There was a question about the possibilities of The Goonies II, something Sean said he would love to see happen. He spoke about The Goonies several times during the Q&A, always with great fondness. He said he’s thought about writing the script for The Goonies II himself, and has talked to Stephen Spielberg about the possibility. Mr. Spielberg recommended he get his thoughts on paper and then bring them to him. In fact, Sean said he mentioned this to Mr. Spielberg on Oscar night this year, and that his response was that the movie Sean had starred in had just swept the Oscars and Sean should take the night to enjoy that moment!

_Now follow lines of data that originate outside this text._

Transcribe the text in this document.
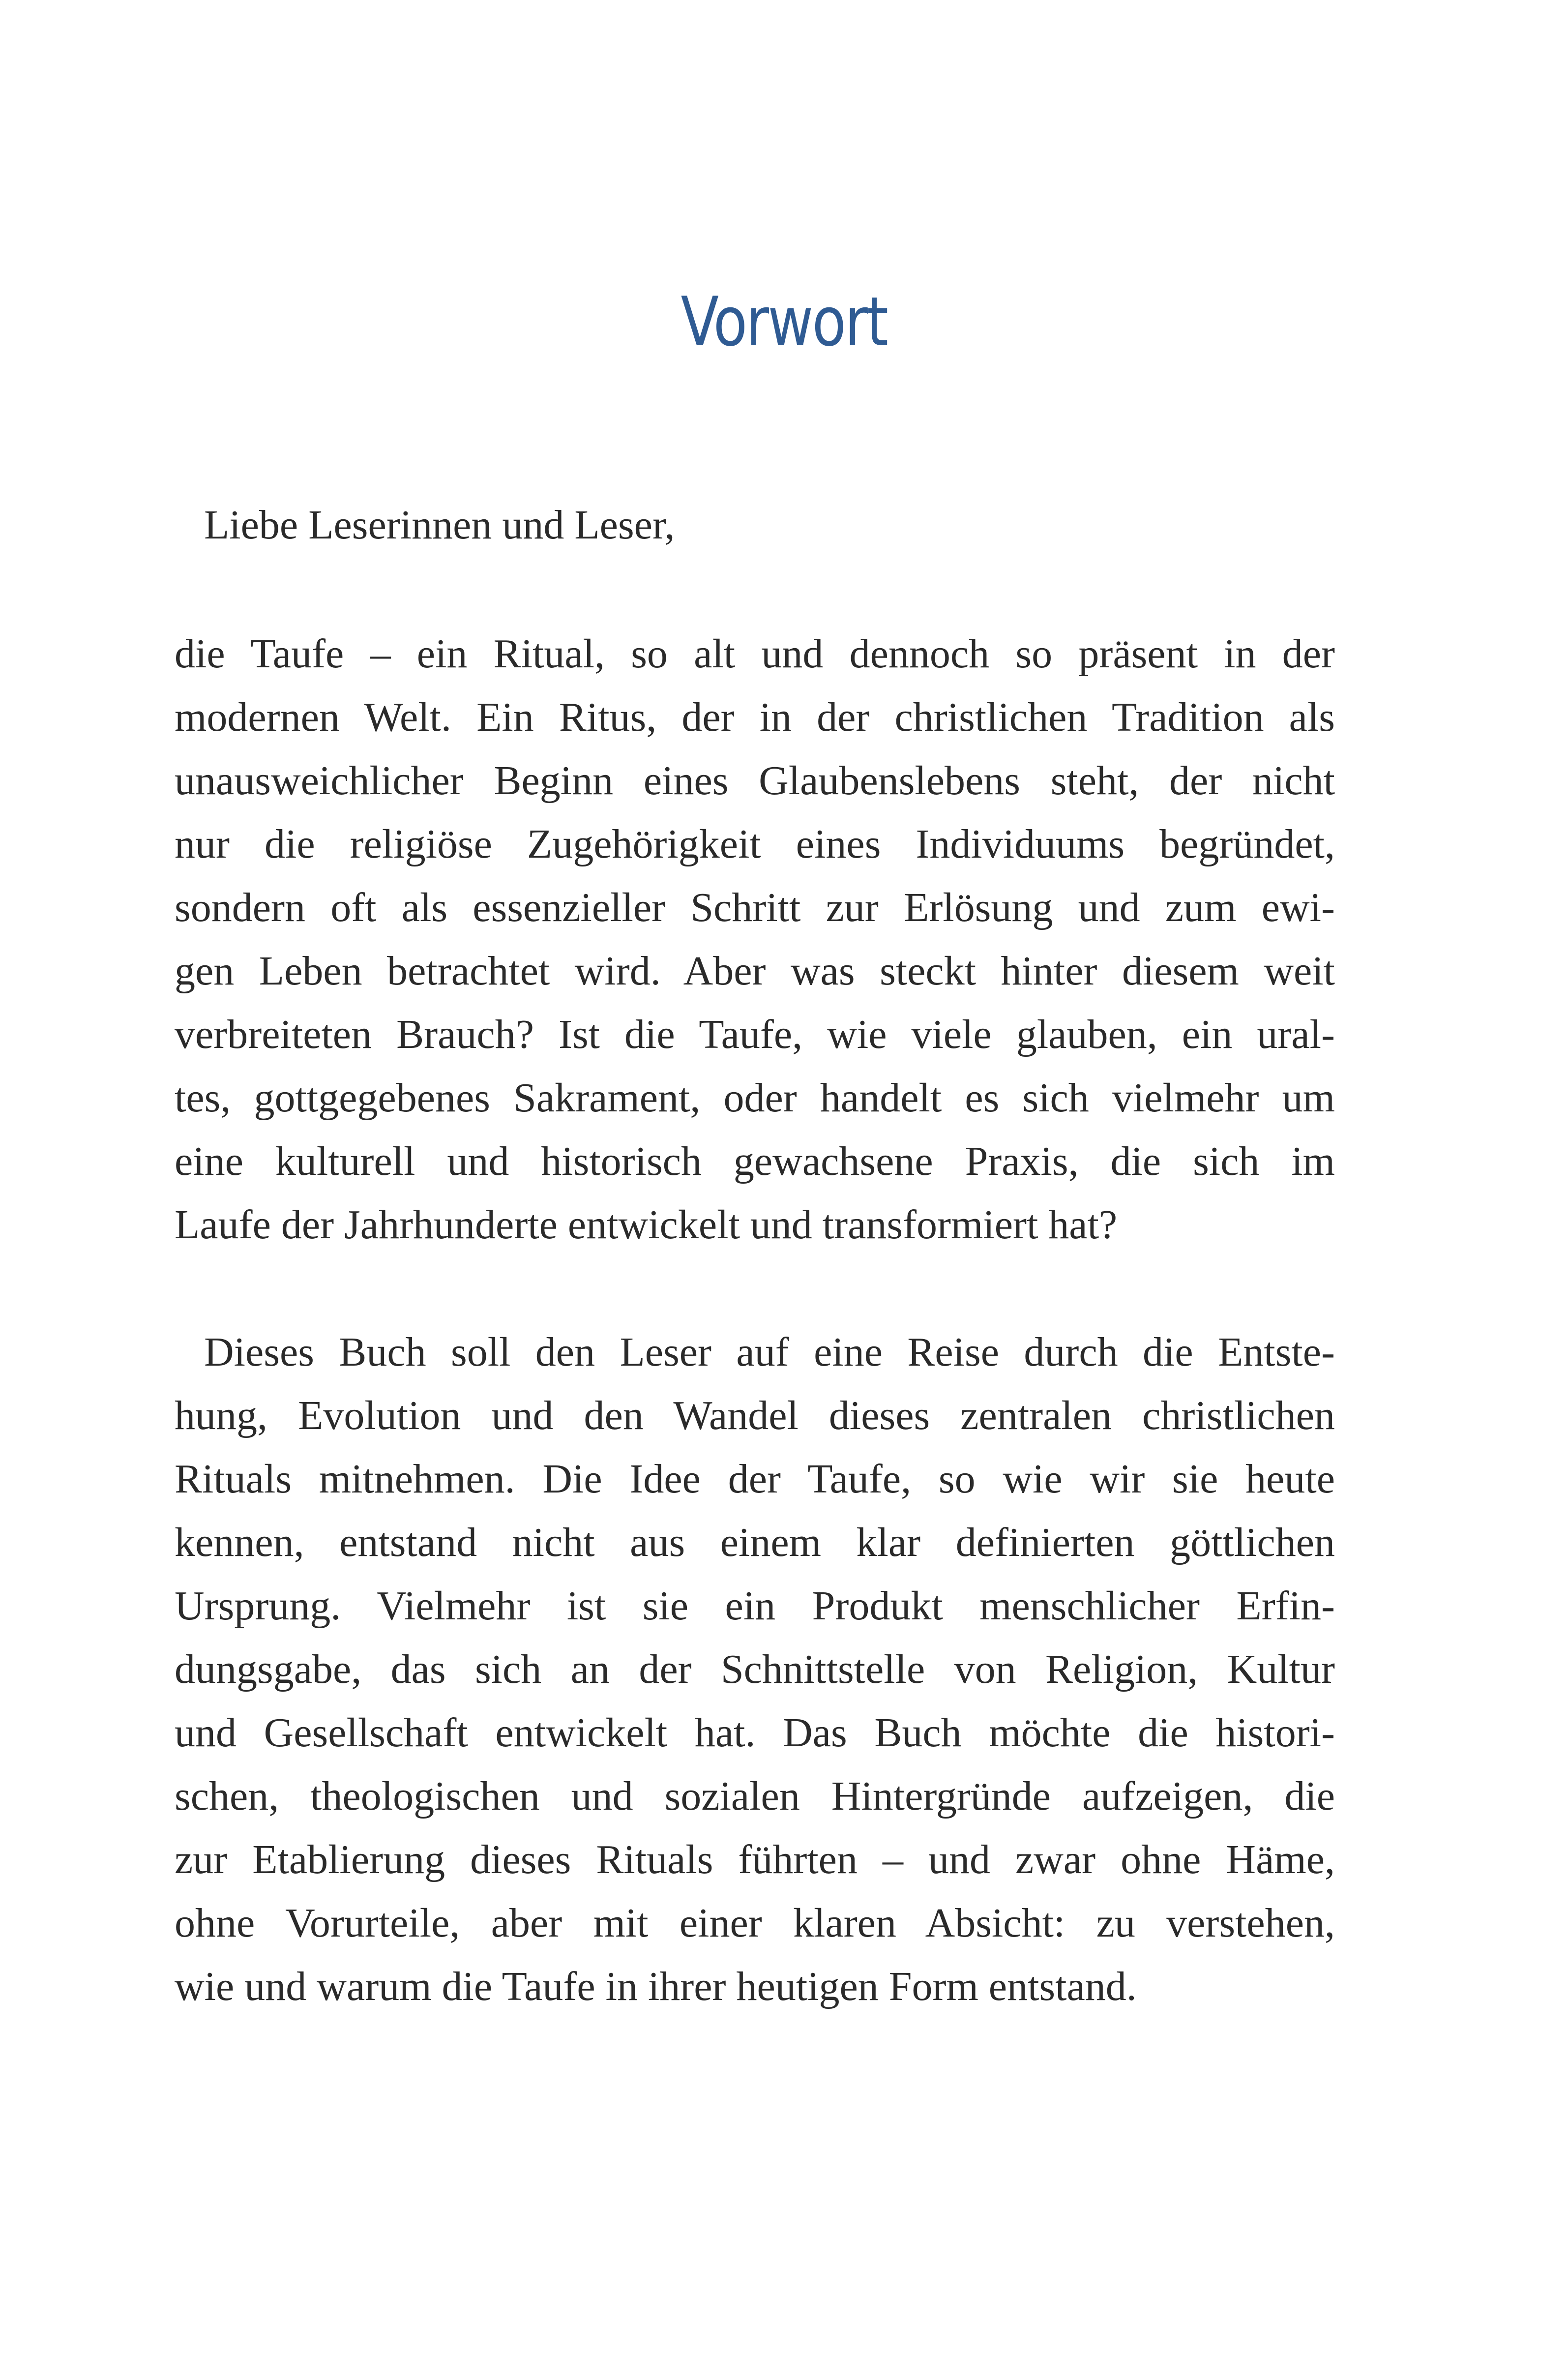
Vorwort

Liebe Leserinnen und Leser,

die Taufe – ein Ritual, so alt und dennoch so präsent in der
modernen Welt. Ein Ritus, der in der christlichen Tradition als
unausweichlicher Beginn eines Glaubenslebens steht, der nicht
nur die religiöse Zugehörigkeit eines Individuums begründet,
sondern oft als essenzieller Schritt zur Erlösung und zum ewi-
gen Leben betrachtet wird. Aber was steckt hinter diesem weit
verbreiteten Brauch? Ist die Taufe, wie viele glauben, ein ural-
tes, gottgegebenes Sakrament, oder handelt es sich vielmehr um
eine kulturell und historisch gewachsene Praxis, die sich im
Laufe der Jahrhunderte entwickelt und transformiert hat?
Dieses Buch soll den Leser auf eine Reise durch die Entste-
hung, Evolution und den Wandel dieses zentralen christlichen
Rituals mitnehmen. Die Idee der Taufe, so wie wir sie heute
kennen, entstand nicht aus einem klar definierten göttlichen
Ursprung. Vielmehr ist sie ein Produkt menschlicher Erfin-
dungsgabe, das sich an der Schnittstelle von Religion, Kultur
und Gesellschaft entwickelt hat. Das Buch möchte die histori-
schen, theologischen und sozialen Hintergründe aufzeigen, die
zur Etablierung dieses Rituals führten – und zwar ohne Häme,
ohne Vorurteile, aber mit einer klaren Absicht: zu verstehen,
wie und warum die Taufe in ihrer heutigen Form entstand.
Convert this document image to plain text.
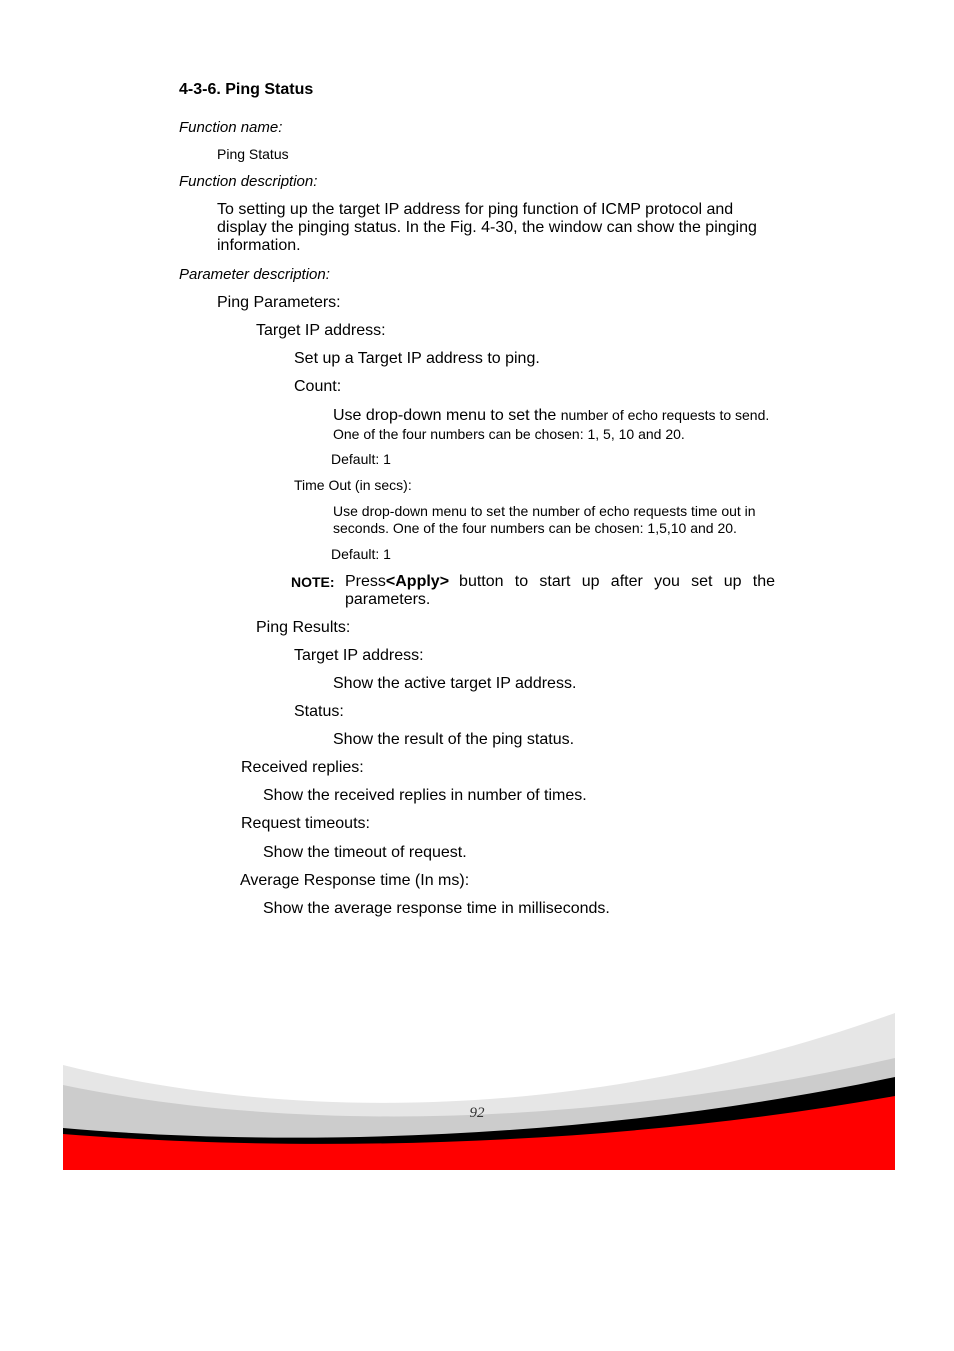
4-3-6. Ping Status
Function name:
Ping Status
Function description:
To setting up the target IP address for ping function of ICMP protocol and
display the pinging status. In the Fig. 4-30, the window can show the pinging
information.
Parameter description:
Ping Parameters:
Target IP address:
Set up a Target IP address to ping.
Count:
Use drop-down menu to set the number of echo requests to send.
One of the four numbers can be chosen: 1, 5, 10 and 20.
Default: 1
Time Out (in secs):
Use drop-down menu to set the number of echo requests time out in
seconds. One of the four numbers can be chosen: 1,5,10 and 20.
Default: 1
NOTE: Press <Apply> button to start up after you set up the
parameters.
Ping Results:
Target IP address:
Show the active target IP address.
Status:
Show the result of the ping status.
Received replies:
Show the received replies in number of times.
Request timeouts:
Show the timeout of request.
Average Response time (In ms):
Show the average response time in milliseconds.
92
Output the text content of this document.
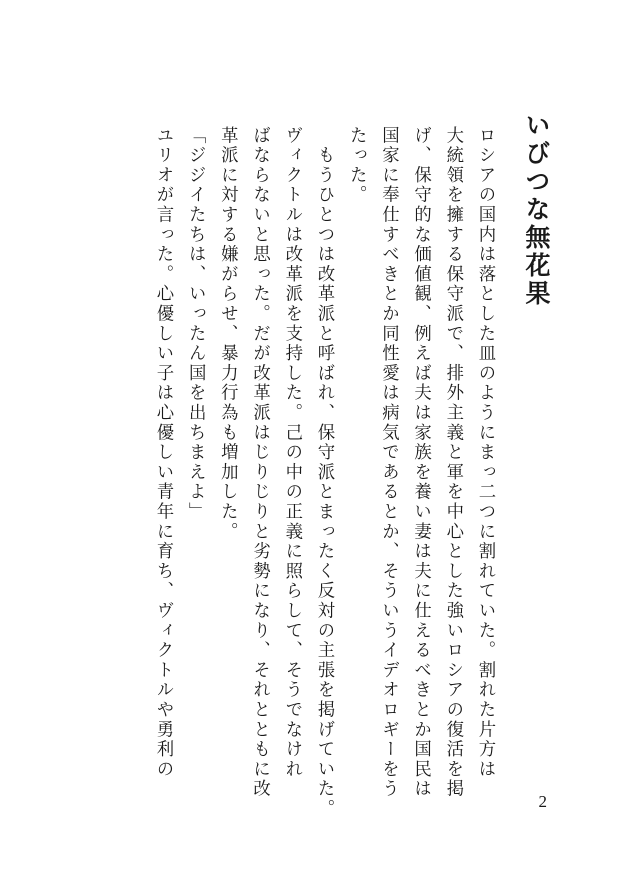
いびつな無花果
ロシアの国内は落とした皿のようにまっ二つに割れていた。割れた片方は
大統領を擁する保守派で、排外主義と軍を中心とした強いロシアの復活を掲
げ、保守的な価値観、例えば夫は家族を養い妻は夫に仕えるべきとか国民は
国家に奉仕すべきとか同性愛は病気であるとか、そういうイデオロギーをう
たった。
　もうひとつは改革派と呼ばれ、保守派とまったく反対の主張を掲げていた。
ヴィクトルは改革派を支持した。己の中の正義に照らして、そうでなけれ
ばならないと思った。だが改革派はじりじりと劣勢になり、それとともに改
革派に対する嫌がらせ、暴力行為も増加した。
「ジジイたちは、いったん国を出ちまえよ」
ユリオが言った。心優しい子は心優しい青年に育ち、ヴィクトルや勇利の
2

He said he also saw Joey Pants (Joe Pantoliano, one of the Fratelli brothers in The Goonies) on Oscar night, and Joey asked about The Goonies II and said they needed to get working on it because he needs to put an addition on his house.

Sean also talked about telling Ain’t It Cool News that he would be interested in directing The Goonies II and getting a sharp message from The Goonies director Richard Donner about it. Sean wrote to Mr. Donner in response, reminding him that they had talked several times over the years about the sequel, and Mr. Donner’s response had always been, ‘There’s no money in it!’ Mr. Donner called Sean about it later and said he’d love to do The Goonies II, and Sean said he’d love to see him do it, and would only put forth that he was interested in directing it himself if Mr. Donner had already turned it down. Mr. Donner then asked what was up with the project, what the ideas were, and after Sean filled him in, gave Sean a kind of Ehhh, we’ll see response. At any rate, Sean said they were cleared up on that (he called Mr. Donner — whom he referred to as ‘Dick’ — his mentor, and said they had been close for years) and it remains to be seen what will happen with The Goonies II.

Someone else asked if Sean was away of The Goonies showing at ’80s film festivals, and Sean said he’d gone to one of those and been amazed by the audience reaction. He said people were saying the lines along with the characters and the theater was packed. Also, during his initial talk at the beginning, Sean had mentioned occasionally using lines from movies during speeches, and said his favorite was ‘This is our time.’ People always recognized and loved it, and Sean said he loved that speech and expected to be using it for the rest of his life.

Someone else asked if Elijah had ever called Sean after the MTV Movie Awards, and Sean laughed quite hard and said his daughter kept asking the same thing. Sean then said he hadn’t talked to Elijah recently because he was filming, somewhere in Eastern Europe. Several people in the audience yelled out, ‘Prague!’ and Sean make a scary face and said, ‘Creeeeeppppyyy.’

Sean said he has not yet seen the ROTK Extended Edition, but he anticipates about 40 extra minutes. He said there is a scene between Sam and Gollum on the stairs to Cirith Ungol that he’d really like to see in, where Sam says to Gollum that ‘if a hair on his (Frodo’s) head is missing’ Gollum would regret it. He said it is ‘Sam at his most intense and vicious and strong,’ and he really liked the scene.

Someone asked about Sean filming other movies with the other hobbit-actors, and he mentioned the script Dom and Billy are writing and said he has told them several times that he would love it if they would put in a small part for him. Someone asked if he’d like to direct that movie, and he said it wasn’t appropriate for him to even be thinking about that. He then called Dom and Billy a ‘modern Abbott and Costello,’ and said it would be a ‘crime against comedy for those two guys not to be in a contemporary movie together riffing on each other.’ He added that it would be an honor to work again with anyone who worked on LOTR, in front of or behind the camera.

And then we were out of time! It didn’t feel like an hour to me, but we got our full promised hour with Sean. I’ve posted some more personal thoughts about the signing and my experience at Origins elsewhere, but I’d like to say here that it was well worth the drive and I was glad I went. Sean was very down-to-earth and real — I felt like this was a guy who knows how much a gallon of milk costs and what his kid is studying in school at any given time. He just exuded warmth and sincerity, and truly seemed to enjoy being with the fans.